Cathy Ankeny, owner and program director at ThunderFitness, has a bachelor's degree in corporate fitness and a master's degree in education, specifically health sciences.

For the past 25 years, she has worked in the fitness industry, including time as a fitness coordinator for Norwegian Cruise Lines, a personal trainer for the royal family of Saudi Arabia and as assistant director of wellness for the United States Department of the Treasury.

"For the past 10 years, I've focused on taking care of my son because he's the priority," Ankeny said. "Work-wise, I've been running a personal training business, specializing in people with chronic conditions and those with physical and mental challenges."

Ankeny said her work with people 65 and older also helped her shape the program for ThunderFitness.

"I developed a wellness and aquatics program at a retirement community, and believe it or not, that experience has been helpful in putting the program together," she said. "That was for a very niche demographic and this is also a very niche demographic."

Classes at ThunderFitness

After one free trial class, cost of a one-month membership for children 7 to 12 years old at ThunderFitness is $75, with each additional child enrolled for $10 off.
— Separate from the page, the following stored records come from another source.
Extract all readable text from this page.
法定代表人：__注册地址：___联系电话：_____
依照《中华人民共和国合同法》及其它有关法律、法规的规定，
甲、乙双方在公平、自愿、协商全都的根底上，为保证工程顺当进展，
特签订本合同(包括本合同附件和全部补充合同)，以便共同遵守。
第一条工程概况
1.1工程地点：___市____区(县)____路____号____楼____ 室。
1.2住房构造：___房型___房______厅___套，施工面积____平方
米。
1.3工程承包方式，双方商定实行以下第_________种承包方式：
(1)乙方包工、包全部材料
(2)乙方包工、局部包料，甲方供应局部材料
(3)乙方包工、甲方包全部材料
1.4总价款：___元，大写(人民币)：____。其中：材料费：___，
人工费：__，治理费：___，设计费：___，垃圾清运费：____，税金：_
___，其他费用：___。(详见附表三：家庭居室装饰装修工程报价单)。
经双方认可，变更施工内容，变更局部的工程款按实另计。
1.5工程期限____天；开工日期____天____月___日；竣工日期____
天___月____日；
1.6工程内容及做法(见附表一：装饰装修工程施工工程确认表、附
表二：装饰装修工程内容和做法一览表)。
The monthly membership includes up to two, one-hour fitness classes each day, 4:30 to 8:15 p.m. Mondays through Thursdays and 4:30 to 7 p.m. Fridays, as well as a fitness party 10 a.m. to noon Saturdays.

Ten-class and one-class passes also are available for $130 and $15, respectively. The facility also offers birthday parties for children 5 and older.

Class activities include tumbling, martial arts, weight training, yoga, obstacle courses, dance, climbing, basketball and more.